En résumé, plus une prairie présente de couleurs et d’espèces différentes, plus elle est riche et équilibrée.
Ces prairies naturelles jouent un rôle essentiel pour les exploitations agricoles. Elles favorisent l’autonomie des fermes, offrent une alimentation de qualité aux troupeaux et participent au bien-être animal. Elles contribuent également à la qualité des productions agricoles, notamment fromagères, dont les saveurs varient selon la diversité végétale ingérée par les animaux.
Au-delà de leur intérêt agricole, les prairies naturelles présentent de nombreux atouts environnementaux : stockage du carbone, limitation de l’érosion et des coulées de boue, préservation de la ressource en eau ou encore maintien de la biodiversité.

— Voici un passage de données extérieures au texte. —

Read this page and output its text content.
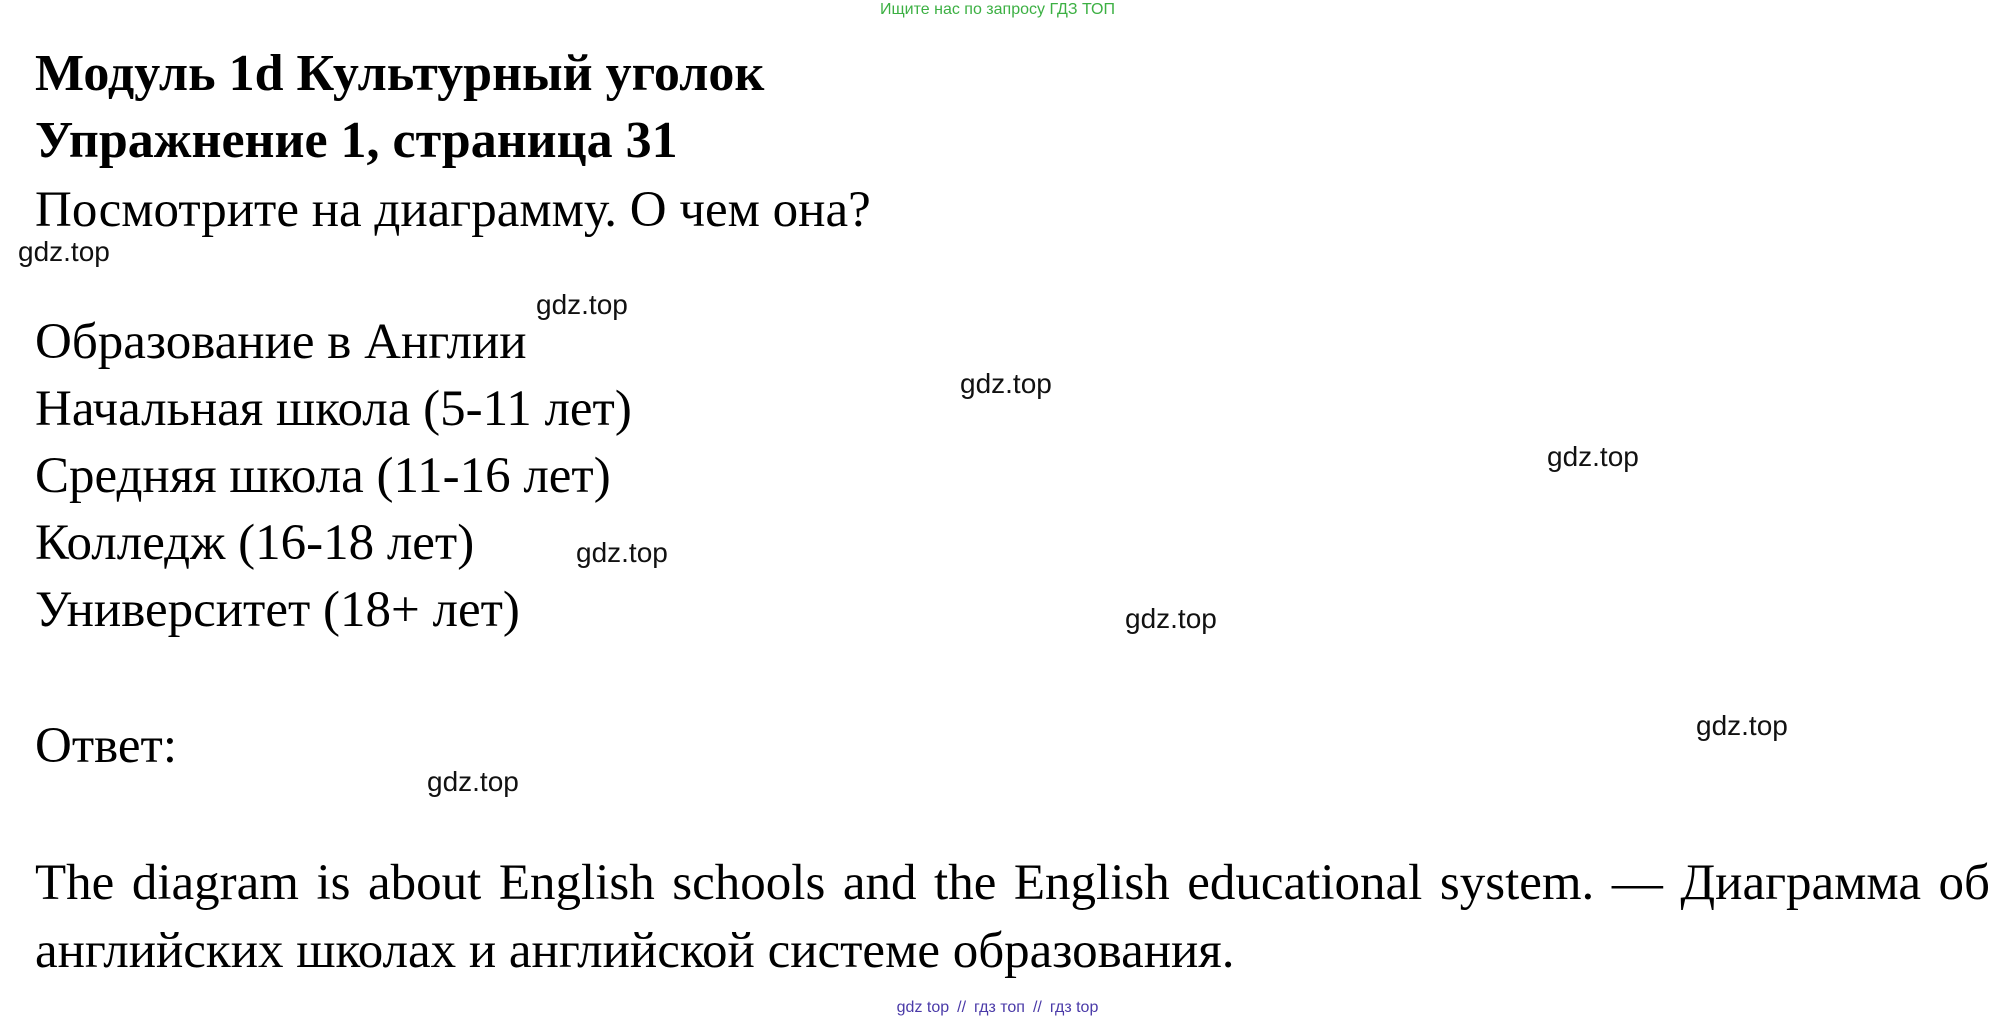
Ищите нас по запросу ГДЗ ТОП
Модуль 1d Культурный уголок
Упражнение 1, страница 31
Посмотрите на диаграмму. О чем она?
Образование в Англии
Начальная школа (5-11 лет)
Средняя школа (11-16 лет)
Колледж (16-18 лет)
Университет (18+ лет)
Ответ:
The diagram is about English schools and the English educational system. — Диаграмма об английских школах и английской системе образования.
gdz.top
gdz.top
gdz.top
gdz.top
gdz.top
gdz.top
gdz.top
gdz.top
gdz top // гдз топ // гдз top
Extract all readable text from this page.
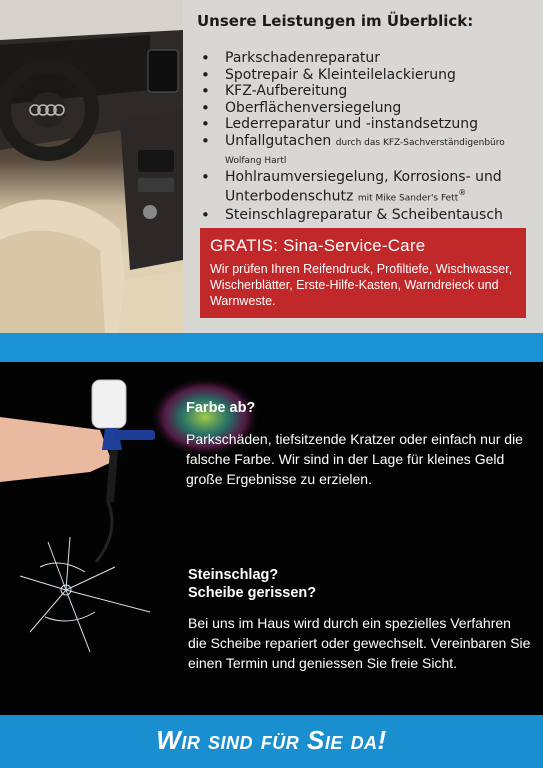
Unsere Leistungen im Überblick:
• Parkschadenreparatur
• Spotrepair & Kleinteilelackierung
• KFZ-Aufbereitung
• Oberflächenversiegelung
• Lederreparatur und -instandsetzung
• Unfallgutachen durch das KFZ-Sachverständigenbüro Wolfang Hartl
• Hohlraumversiegelung, Korrosions- und Unterbodenschutz mit Mike Sander's Fett®
• Steinschlagreparatur & Scheibentausch
GRATIS: Sina-Service-Care
Wir prüfen Ihren Reifendruck, Profiltiefe, Wischwasser, Wischerblätter, Erste-Hilfe-Kasten, Warndreieck und Warnweste.
Farbe ab?
Parkschäden, tiefsitzende Kratzer oder einfach nur die falsche Farbe. Wir sind in der Lage für kleines Geld große Ergebnisse zu erzielen.
Steinschlag?
Scheibe gerissen?
Bei uns im Haus wird durch ein spezielles Verfahren die Scheibe repariert oder gewechselt. Vereinbaren Sie einen Termin und geniessen Sie freie Sicht.
Wir sind für Sie da!
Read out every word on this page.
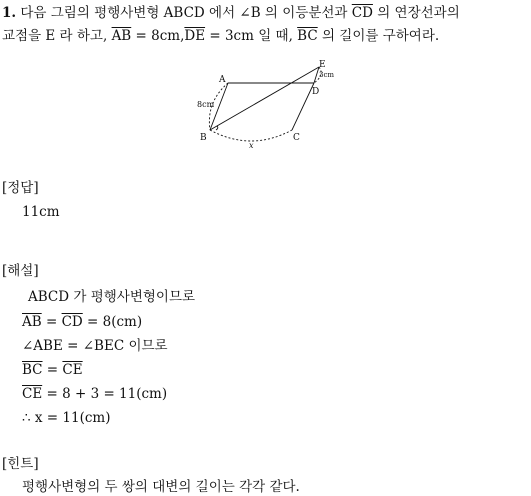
1. 다음 그림의 평행사변형 ABCD 에서 ∠B 의 이등분선과 $\overline{CD}$ 의 연장선과의
교점을 E 라 하고, $\overline{AB} = 8cm,\overline{DE} = 3cm$ 일 때, $\overline{BC}$ 의 길이를 구하여라.
A
B	C
D
E
8cm
3cm
x
[정답]
11cm
[해설]
ABCD 가 평행사변형이므로
$\overline{AB} = \overline{CD} = 8(cm)$
∠ABE = ∠BEC 이므로
$\overline{BC} = \overline{CE}$
$\overline{CE} = 8 + 3 = 11(cm)$
∴ x = 11(cm)
[힌트]
평행사변형의 두 쌍의 대변의 길이는 각각 같다.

Véritables réservoirs écologiques, elles constituent un maillon important de la trame verte et bleue.
Des prairies aujourd’hui fortement menacées
Pourtant, ces milieux sont aujourd’hui fortement menacés. Dans le Massif central, près de la moitié des prairies naturelles sont recensées comme étant « dégradées ». Artificialisation des sols, intensification agricole, déprise agricole ou encore effets du changement climatique fragilisent durablement ces écosystèmes.
Nos actions concrètes
Face à ce constat, nous agissons concrètement pour restaurer les prairies dégradées.
Grâce à des techniques de récolte de graines locales, réalisées notamment avec des brosseuses ou des moissonneuses-batteuses en partenariat avec des agriculteurs, les équipes réimplantent des flores diversifiées adaptées aux territoires et favorisent ainsi le retour d’écosystèmes fonctionnels et durables.
Nous menons également un important travail de sensibilisation et d’accompagnement auprès des agriculteurs, en lien avec différents partenaires du monde agricole tel que la chambre d’agriculture.
Des formations et journées d’échanges sont régulièrement organisées afin de promouvoir des pratiques favorables aux prairies naturelles.
Cette sensibilisation s’adresse également au grand public et aux plus jeunes. Par exemple, fin avril, une journée de découverte a été organisée au lycée de Marmilhat auprès d’étudiants en aménagement paysager, agronomie et horticulture, afin de mieux comprendre les enjeux autour de ces milieux naturels.
Conférence du 2 juillet sur le thème « Biodiversité et pastoralisme : l’avenir est dans le pré ! »
Dans cette dynamique, une conférence intitulée « Biodiversité et pastoralisme : l’avenir est dans le pré ! » se tiendra le 2 juillet prochain à la Maison de la Nature et de l’Environnement de Mozac. Co-animée par Nicolas Gross, chargé de recherche à l’INRAE, et Christophe Grèze, chargé de projets au Conservatoire d’espaces naturels d’Auvergne, cette rencontre mettra en lumière, à travers des éclairages scientifiques et des exemples de terrain, le rôle fondamental des prairies naturelles pour la biodiversité et les systèmes d’élevage.